6/5/07

Was Iraq invaded to boost oil prices?

Iraq was invaded in order to keep world oil prices artificially high, a noted investigative journalist reports.

"Whether by design or happenstance, this decline in [Iraqi] output has resulted in tripling the profits of the five US oil majors to $89 billion for a single year, 2005, compared to pre-invasion 2002," Greg Palast writes in his new book Armed Madhouse (Plume)."When OPEC raises the price of crude, Big Oil makes out big time," says Palast, who has contributed to BBC Television and the Guardian newspapers.

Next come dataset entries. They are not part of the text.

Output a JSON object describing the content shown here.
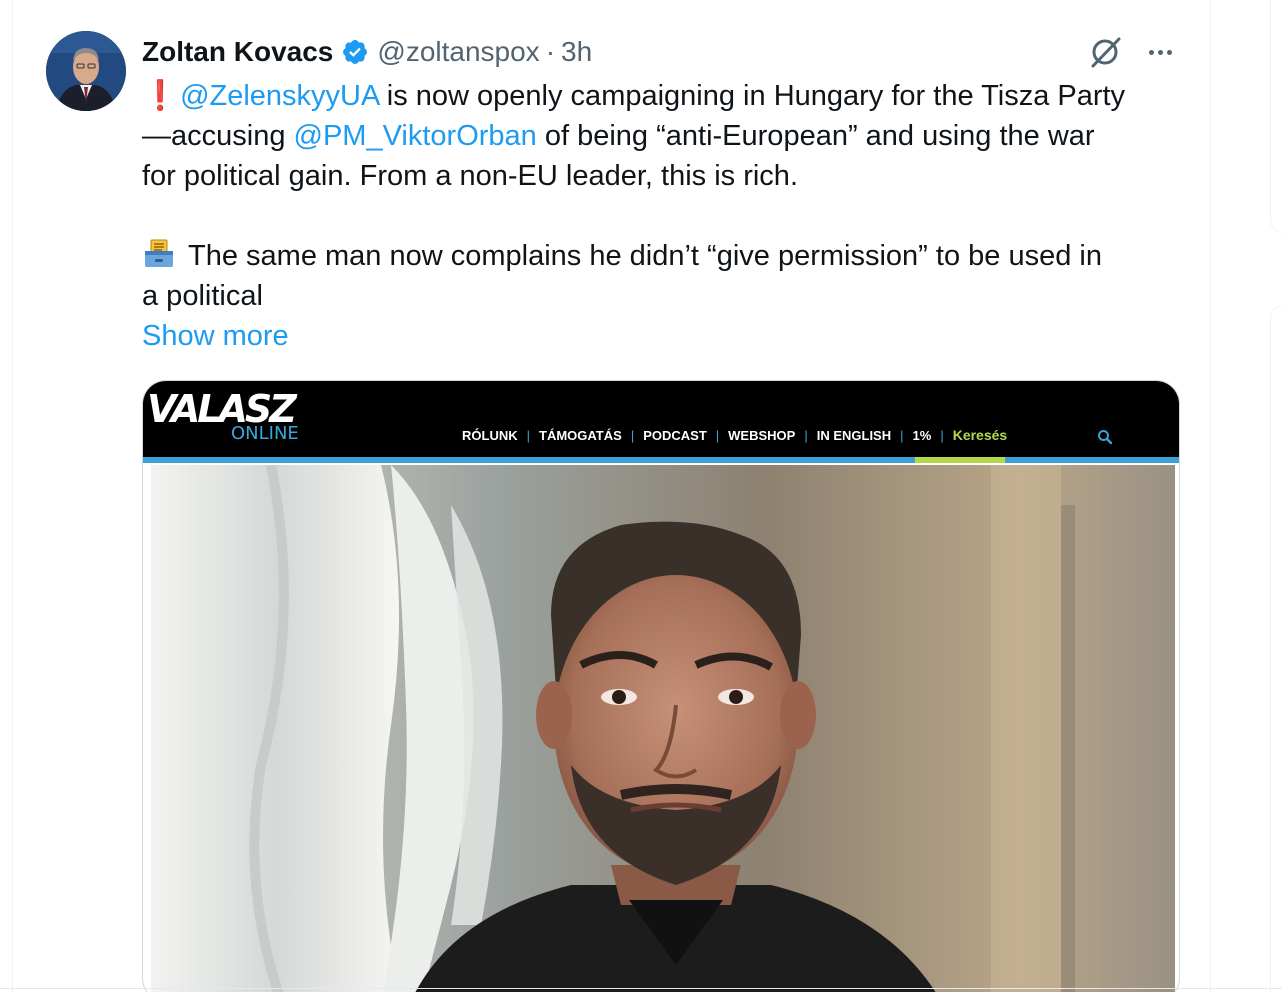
{
  "tweet": {
    "author_name": "Zoltan Kovacs",
    "handle": "@zoltanspox",
    "separator": "·",
    "time": "3h",
    "line1_mention": "@ZelenskyyUA",
    "line1_text": " is now openly campaigning in Hungary for the Tisza Party",
    "line2_prefix": "—accusing ",
    "line2_mention": "@PM_ViktorOrban",
    "line2_text": " of being “anti-European” and using the war",
    "line3_text": "for political gain. From a non-EU leader, this is rich.",
    "line4_text": "The same man now complains he didn’t “give permission” to be used in",
    "line5_text": "a political",
    "show_more": "Show more",
    "exclaim_glyph": "❗",
    "icons": [
      "verified-badge-icon",
      "grok-icon",
      "more-icon",
      "exclamation-icon",
      "ballot-box-icon"
    ]
  },
  "media": {
    "site_logo": "VALASZ",
    "site_logo_sub": "ONLINE",
    "nav": [
      "RÓLUNK",
      "TÁMOGATÁS",
      "PODCAST",
      "WEBSHOP",
      "IN ENGLISH",
      "1%"
    ],
    "nav_separator": "|",
    "search_label": "Keresés",
    "colors": {
      "header_bg": "#000000",
      "stripe_blue": "#3ba1d6",
      "stripe_green": "#b5d84a"
    }
  },
  "colors": {
    "link": "#1d9bf0",
    "text": "#0f1419",
    "secondary": "#536471"
  }
}
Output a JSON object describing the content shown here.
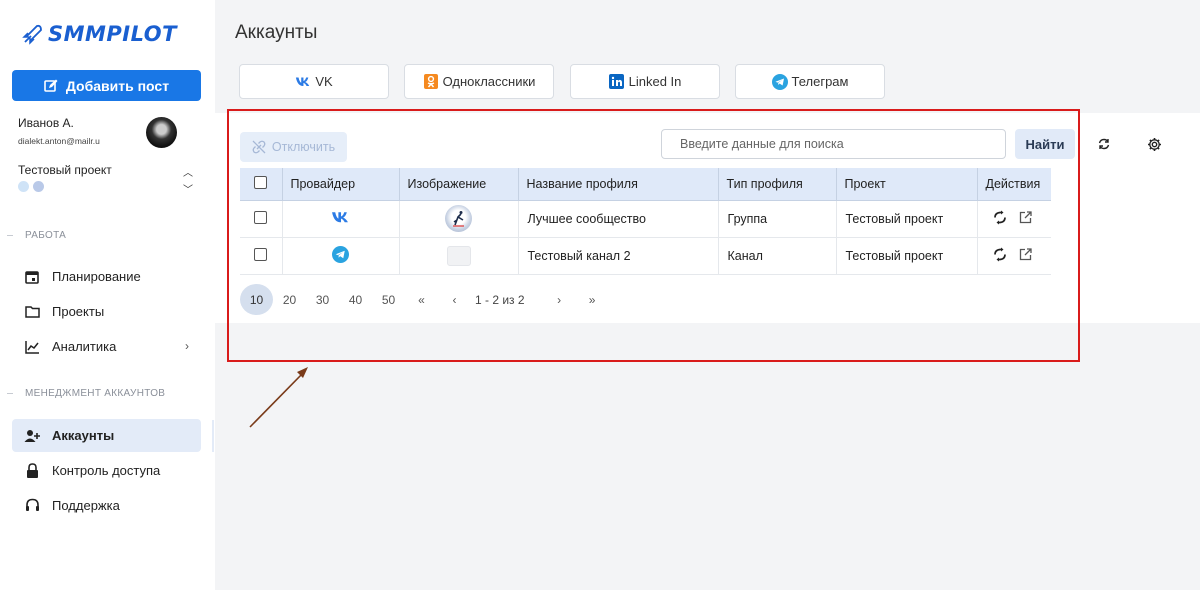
{
  "app": {
    "logo_text": "SMMPILOT",
    "brand_color": "#1a5fd0",
    "accent": "#1977e6"
  },
  "sidebar": {
    "add_post_label": "Добавить пост",
    "user": {
      "name": "Иванов А.",
      "email": "dialekt.anton@mailr.u"
    },
    "project": {
      "name": "Тестовый проект"
    },
    "sections": {
      "work": "РАБОТА",
      "accounts_mgmt": "МЕНЕДЖМЕНТ АККАУНТОВ"
    },
    "items": [
      {
        "label": "Планирование",
        "icon": "calendar-icon"
      },
      {
        "label": "Проекты",
        "icon": "folder-icon"
      },
      {
        "label": "Аналитика",
        "icon": "chart-line-icon"
      },
      {
        "label": "Аккаунты",
        "icon": "person-add-icon",
        "active": true
      },
      {
        "label": "Контроль доступа",
        "icon": "lock-icon"
      },
      {
        "label": "Поддержка",
        "icon": "headset-icon"
      }
    ]
  },
  "main": {
    "title": "Аккаунты",
    "providers": [
      {
        "label": "VK",
        "icon": "vk-icon"
      },
      {
        "label": "Одноклассники",
        "icon": "odnoklassniki-icon"
      },
      {
        "label": "Linked In",
        "icon": "linkedin-icon"
      },
      {
        "label": "Телеграм",
        "icon": "telegram-icon"
      }
    ],
    "disconnect_label": "Отключить",
    "search": {
      "placeholder": "Введите данные для поиска",
      "button": "Найти"
    },
    "table": {
      "headers": [
        "Провайдер",
        "Изображение",
        "Название профиля",
        "Тип профиля",
        "Проект",
        "Действия"
      ],
      "rows": [
        {
          "provider": "vk-icon",
          "name": "Лучшее сообщество",
          "type": "Группа",
          "project": "Тестовый проект"
        },
        {
          "provider": "telegram-icon",
          "name": "Тестовый канал 2",
          "type": "Канал",
          "project": "Тестовый проект"
        }
      ]
    },
    "pagination": {
      "page_sizes": [
        "10",
        "20",
        "30",
        "40",
        "50"
      ],
      "selected": "10",
      "first": "«",
      "prev": "‹",
      "next": "›",
      "last": "»",
      "range": "1 - 2 из 2"
    }
  }
}
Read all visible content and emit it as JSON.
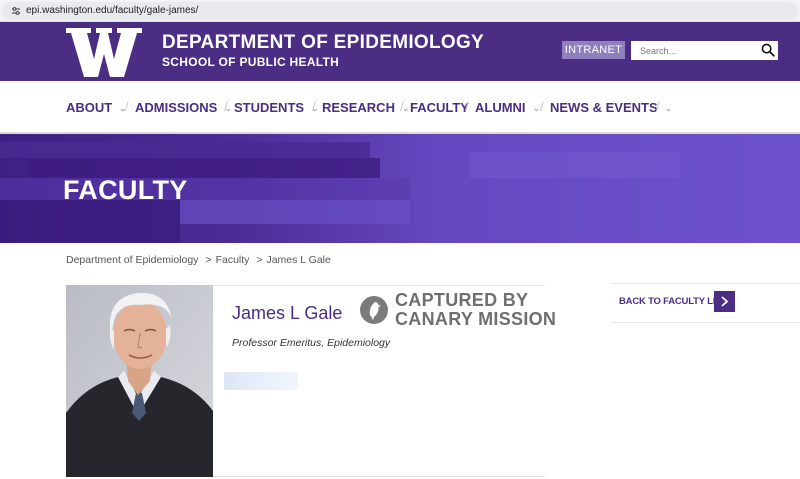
{
  "browser": {
    "url": "epi.washington.edu/faculty/gale-james/"
  },
  "header": {
    "logo_icon": "uw-w-logo",
    "department": "DEPARTMENT OF EPIDEMIOLOGY",
    "school": "SCHOOL OF PUBLIC HEALTH",
    "intranet_label": "INTRANET",
    "search_placeholder": "Search...",
    "search_icon": "search-icon"
  },
  "nav": {
    "items": [
      {
        "label": "ABOUT",
        "has_dropdown": true
      },
      {
        "label": "ADMISSIONS",
        "has_dropdown": true
      },
      {
        "label": "STUDENTS",
        "has_dropdown": true
      },
      {
        "label": "RESEARCH",
        "has_dropdown": true
      },
      {
        "label": "FACULTY",
        "has_dropdown": false
      },
      {
        "label": "ALUMNI",
        "has_dropdown": true
      },
      {
        "label": "NEWS & EVENTS",
        "has_dropdown": true
      }
    ]
  },
  "banner": {
    "title": "FACULTY"
  },
  "breadcrumb": {
    "items": [
      "Department of Epidemiology",
      "Faculty",
      "James L Gale"
    ],
    "separator": ">"
  },
  "profile": {
    "name": "James L Gale",
    "title": "Professor Emeritus, Epidemiology",
    "stamp_line1": "CAPTURED BY",
    "stamp_line2": "CANARY MISSION"
  },
  "sidebar": {
    "back_label": "BACK TO FACULTY LIST",
    "back_icon": "chevron-right-icon"
  },
  "colors": {
    "uw_purple": "#4b2e83",
    "banner_purple": "#6b4bc4",
    "intranet": "#8f7fbf",
    "stamp_gray": "#6f6f6f"
  }
}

"The rise in the price of oil after the first three years of the [Iraq] war boosted the value of the reserves of ExxonMobil Oil alone by just over $666 billion," Palast wrote. What's more, Chevron Oil, "where [Secretary of State] Condoleezza Rice had served as a director, gained a quarter trillion dollars in value."

Another big winner in the Iraq war is Saudi Arabia. The war-stoked jump in oil prices, Palast writes, put $120 billion in Saudi Arabia's treasury in 2004, triple its normal take.

Among the big losers have been American motorists.

Rising oil prices are an anomaly. The world's petroleum reserves have doubled from 648 billion to 1.2 trillion barrels in the past 25 years, Palast reports. According to free market laws of supply and demand, discovery of these immense new pools should cause prices to drop.